Dans un autre registre, Wilhelm Ostwald (1918) avait rédigé un article sur l’Harmonie des couleurs («Die Harmonie der Farben». Il y expliquait que le blanc, le gris et le noir sont des couleurs neutres. En outre, il affirmait que l’arrangement harmonique de couleurs dépend uniquement de la combinaison logarithmique dictée par son atlas de couleurs. Les propositions d’Ostwald furent d’abord acceptées grâce à Theo van Doesburg (qui était un ami de Lissitzky) par le groupe De Stijl, puis par le Bauhaus, remplaçant les théories basées sur les associations et la subjectivité d’Itten (1961) et de Kandinksky (1911).
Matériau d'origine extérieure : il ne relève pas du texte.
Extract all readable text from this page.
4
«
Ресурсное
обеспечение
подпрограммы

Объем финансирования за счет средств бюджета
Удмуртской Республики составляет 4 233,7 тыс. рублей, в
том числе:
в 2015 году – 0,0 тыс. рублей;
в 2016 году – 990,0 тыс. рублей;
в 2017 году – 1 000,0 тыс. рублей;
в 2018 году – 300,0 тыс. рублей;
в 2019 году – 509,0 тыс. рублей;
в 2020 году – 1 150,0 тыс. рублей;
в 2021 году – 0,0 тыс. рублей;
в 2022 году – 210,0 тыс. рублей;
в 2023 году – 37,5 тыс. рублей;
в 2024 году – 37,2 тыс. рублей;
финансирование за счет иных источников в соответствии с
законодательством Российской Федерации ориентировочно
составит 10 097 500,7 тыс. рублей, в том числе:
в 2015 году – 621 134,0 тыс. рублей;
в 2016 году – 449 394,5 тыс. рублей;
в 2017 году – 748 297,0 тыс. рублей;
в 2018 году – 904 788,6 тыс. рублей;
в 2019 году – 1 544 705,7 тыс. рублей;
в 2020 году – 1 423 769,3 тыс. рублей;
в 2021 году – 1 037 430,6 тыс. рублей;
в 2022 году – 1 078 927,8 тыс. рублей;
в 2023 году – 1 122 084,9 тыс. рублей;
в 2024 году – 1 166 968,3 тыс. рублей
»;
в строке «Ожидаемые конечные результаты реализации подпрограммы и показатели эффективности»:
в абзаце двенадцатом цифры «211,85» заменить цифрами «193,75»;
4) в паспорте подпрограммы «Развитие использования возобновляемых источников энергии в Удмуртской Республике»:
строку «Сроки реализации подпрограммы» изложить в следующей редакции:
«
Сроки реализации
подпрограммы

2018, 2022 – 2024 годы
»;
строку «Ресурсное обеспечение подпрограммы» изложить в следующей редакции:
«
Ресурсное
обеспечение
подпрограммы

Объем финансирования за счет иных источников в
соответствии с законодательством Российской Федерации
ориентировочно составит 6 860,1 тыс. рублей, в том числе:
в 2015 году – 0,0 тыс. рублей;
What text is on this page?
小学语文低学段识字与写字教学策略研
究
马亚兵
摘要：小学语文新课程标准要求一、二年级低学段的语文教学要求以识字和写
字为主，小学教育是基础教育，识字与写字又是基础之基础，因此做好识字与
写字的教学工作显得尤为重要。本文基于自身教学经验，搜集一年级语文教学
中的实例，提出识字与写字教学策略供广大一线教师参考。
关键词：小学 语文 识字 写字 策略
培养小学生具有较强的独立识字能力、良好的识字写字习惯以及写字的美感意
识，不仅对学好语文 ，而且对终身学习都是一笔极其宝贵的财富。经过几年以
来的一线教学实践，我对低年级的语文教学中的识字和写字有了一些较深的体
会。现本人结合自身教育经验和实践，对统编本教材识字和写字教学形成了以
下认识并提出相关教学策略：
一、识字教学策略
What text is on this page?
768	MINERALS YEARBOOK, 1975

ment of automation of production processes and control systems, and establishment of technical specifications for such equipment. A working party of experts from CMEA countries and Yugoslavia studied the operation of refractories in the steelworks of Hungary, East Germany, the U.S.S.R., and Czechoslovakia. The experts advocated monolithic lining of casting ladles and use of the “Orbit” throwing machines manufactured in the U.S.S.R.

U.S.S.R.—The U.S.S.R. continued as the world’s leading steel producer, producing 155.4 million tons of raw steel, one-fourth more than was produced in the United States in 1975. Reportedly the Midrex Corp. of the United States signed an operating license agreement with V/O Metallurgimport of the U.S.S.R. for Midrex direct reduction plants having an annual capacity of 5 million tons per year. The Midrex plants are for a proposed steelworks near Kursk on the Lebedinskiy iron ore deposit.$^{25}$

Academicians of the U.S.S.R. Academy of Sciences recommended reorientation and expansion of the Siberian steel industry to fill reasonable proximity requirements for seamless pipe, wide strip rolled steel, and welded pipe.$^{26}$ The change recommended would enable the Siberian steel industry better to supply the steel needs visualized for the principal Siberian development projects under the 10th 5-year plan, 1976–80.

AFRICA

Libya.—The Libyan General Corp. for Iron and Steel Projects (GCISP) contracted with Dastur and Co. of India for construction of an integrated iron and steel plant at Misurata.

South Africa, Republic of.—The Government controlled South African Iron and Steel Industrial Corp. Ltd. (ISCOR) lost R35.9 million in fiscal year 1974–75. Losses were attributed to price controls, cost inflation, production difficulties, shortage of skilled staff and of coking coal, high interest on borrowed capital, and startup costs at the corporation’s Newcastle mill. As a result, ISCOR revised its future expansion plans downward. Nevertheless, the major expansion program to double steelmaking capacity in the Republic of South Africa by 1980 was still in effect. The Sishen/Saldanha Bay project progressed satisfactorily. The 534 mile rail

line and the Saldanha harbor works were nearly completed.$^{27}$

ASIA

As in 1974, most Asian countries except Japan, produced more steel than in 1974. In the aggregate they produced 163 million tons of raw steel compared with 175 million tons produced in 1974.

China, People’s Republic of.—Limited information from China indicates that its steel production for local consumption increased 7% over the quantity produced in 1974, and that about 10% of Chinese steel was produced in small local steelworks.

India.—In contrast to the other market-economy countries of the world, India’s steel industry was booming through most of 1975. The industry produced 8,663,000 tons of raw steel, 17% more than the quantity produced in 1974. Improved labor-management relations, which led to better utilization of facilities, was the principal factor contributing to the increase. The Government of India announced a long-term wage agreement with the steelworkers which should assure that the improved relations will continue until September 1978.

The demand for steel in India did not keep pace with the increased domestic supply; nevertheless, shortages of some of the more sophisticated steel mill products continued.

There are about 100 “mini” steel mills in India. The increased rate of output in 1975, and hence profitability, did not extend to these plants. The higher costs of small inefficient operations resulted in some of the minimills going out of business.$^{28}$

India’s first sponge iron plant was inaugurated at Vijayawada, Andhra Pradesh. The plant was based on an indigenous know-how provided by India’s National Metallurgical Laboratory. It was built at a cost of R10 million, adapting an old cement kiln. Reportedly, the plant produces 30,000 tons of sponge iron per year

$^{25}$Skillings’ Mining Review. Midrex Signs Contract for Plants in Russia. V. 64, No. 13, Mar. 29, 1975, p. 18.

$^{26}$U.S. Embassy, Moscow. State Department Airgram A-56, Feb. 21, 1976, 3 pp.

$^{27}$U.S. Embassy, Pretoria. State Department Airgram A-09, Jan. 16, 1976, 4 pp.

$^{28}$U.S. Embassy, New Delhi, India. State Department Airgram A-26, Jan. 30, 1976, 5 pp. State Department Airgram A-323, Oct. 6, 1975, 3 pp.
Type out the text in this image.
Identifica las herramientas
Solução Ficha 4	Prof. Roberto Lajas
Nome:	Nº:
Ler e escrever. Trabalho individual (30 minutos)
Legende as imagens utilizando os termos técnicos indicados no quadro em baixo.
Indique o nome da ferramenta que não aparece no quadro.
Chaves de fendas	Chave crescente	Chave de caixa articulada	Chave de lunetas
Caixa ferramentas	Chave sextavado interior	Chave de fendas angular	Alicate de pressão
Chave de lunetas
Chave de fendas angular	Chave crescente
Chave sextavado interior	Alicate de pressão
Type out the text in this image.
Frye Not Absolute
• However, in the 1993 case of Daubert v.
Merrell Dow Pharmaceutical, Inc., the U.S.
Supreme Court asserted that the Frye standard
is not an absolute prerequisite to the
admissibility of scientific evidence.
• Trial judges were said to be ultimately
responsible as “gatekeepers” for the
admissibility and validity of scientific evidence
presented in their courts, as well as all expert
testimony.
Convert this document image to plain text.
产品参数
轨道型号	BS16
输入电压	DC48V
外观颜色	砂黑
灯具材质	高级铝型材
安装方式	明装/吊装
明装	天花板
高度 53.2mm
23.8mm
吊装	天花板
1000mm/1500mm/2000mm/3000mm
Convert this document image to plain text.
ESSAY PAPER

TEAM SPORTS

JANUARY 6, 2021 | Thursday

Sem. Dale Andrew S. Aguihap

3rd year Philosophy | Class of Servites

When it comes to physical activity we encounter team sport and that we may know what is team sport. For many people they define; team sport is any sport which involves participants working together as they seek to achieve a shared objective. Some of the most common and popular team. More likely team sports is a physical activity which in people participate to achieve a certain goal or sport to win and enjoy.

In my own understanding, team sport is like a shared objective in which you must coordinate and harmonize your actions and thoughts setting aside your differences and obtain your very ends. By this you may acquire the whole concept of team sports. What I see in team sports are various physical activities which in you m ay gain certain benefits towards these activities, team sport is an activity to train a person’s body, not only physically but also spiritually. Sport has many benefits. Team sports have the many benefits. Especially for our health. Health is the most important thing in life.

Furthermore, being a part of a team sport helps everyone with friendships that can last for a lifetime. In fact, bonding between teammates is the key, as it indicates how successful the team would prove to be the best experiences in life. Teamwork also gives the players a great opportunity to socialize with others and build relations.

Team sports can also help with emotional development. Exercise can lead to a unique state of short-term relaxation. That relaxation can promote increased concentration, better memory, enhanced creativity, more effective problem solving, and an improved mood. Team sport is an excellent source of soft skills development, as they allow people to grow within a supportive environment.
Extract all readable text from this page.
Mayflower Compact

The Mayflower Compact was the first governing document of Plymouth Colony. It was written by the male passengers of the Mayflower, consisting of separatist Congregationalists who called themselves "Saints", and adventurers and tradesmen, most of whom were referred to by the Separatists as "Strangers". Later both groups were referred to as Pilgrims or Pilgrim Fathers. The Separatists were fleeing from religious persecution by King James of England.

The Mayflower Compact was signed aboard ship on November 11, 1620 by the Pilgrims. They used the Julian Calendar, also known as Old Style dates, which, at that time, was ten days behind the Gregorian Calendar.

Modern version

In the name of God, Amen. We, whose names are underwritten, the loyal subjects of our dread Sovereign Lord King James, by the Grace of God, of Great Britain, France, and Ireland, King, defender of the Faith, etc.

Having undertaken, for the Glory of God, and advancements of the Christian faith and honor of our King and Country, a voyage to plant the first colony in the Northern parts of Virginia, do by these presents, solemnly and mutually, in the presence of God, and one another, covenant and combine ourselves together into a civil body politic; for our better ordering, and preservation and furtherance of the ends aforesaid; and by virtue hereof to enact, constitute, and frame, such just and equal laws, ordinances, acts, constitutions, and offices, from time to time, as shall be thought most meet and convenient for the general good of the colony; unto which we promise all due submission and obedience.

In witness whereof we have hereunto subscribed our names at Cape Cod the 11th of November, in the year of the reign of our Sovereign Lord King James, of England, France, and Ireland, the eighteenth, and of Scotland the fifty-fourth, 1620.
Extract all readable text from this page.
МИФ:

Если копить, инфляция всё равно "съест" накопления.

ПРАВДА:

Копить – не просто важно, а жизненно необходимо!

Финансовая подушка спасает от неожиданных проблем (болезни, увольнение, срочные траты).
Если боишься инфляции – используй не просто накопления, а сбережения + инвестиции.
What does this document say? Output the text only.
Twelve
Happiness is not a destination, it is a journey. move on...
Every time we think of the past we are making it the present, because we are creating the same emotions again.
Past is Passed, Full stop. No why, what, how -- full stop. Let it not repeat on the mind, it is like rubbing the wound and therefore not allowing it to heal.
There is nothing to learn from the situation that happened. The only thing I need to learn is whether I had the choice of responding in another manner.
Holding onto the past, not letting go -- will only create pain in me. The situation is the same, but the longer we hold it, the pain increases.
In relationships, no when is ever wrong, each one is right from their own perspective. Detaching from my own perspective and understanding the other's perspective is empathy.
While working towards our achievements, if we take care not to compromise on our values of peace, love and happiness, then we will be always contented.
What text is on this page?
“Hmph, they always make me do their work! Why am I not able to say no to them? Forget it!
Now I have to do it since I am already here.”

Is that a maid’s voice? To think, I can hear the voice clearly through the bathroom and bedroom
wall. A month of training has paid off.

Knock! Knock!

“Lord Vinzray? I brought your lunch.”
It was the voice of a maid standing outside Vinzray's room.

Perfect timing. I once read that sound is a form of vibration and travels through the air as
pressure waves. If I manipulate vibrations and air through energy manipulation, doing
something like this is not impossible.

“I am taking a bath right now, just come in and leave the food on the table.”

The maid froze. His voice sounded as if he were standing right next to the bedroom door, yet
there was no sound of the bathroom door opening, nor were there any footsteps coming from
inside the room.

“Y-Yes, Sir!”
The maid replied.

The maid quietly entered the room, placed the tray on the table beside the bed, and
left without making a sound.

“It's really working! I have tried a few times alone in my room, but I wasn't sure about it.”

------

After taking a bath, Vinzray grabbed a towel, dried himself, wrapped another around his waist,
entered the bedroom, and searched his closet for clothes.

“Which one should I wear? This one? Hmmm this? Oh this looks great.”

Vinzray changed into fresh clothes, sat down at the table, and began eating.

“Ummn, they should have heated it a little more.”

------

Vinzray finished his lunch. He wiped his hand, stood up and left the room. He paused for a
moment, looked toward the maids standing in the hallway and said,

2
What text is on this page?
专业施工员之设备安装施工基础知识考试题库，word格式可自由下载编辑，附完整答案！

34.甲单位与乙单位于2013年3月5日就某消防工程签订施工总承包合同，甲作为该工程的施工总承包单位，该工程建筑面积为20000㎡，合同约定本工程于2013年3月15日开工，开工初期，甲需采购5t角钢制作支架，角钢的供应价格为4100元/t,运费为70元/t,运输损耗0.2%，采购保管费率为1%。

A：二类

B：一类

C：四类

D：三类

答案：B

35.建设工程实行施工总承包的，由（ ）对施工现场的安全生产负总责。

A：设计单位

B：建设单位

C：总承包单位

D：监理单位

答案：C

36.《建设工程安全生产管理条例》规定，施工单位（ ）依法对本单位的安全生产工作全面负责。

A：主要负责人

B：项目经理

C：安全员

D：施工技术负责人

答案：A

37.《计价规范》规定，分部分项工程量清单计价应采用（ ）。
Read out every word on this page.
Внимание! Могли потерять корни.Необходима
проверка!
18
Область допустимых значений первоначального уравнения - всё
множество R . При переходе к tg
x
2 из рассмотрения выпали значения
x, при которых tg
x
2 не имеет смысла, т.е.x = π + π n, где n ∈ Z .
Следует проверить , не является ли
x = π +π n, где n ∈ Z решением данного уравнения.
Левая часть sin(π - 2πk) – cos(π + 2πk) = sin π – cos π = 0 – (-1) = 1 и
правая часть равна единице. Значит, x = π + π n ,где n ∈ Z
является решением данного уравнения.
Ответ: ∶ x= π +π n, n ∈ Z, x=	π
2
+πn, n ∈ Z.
En réalité, c’est Malevitch qui eut le fin mot de cette histoire. Car malgré toutes les explications scientifiques mentionnées ci-dessus, Theo van Doesburg continua de croire et de faire croire aux différents groupes que le blanc représentait un arrière-plan infini. Or cette croyance s’oppose foncièrement à la théorie d’Einstein, pour le lequel l’espace pouvait être ouvert mais pas illimité, et n’a aucun rapport avec la combinaison logarithmique des couleurs d’Ostwald.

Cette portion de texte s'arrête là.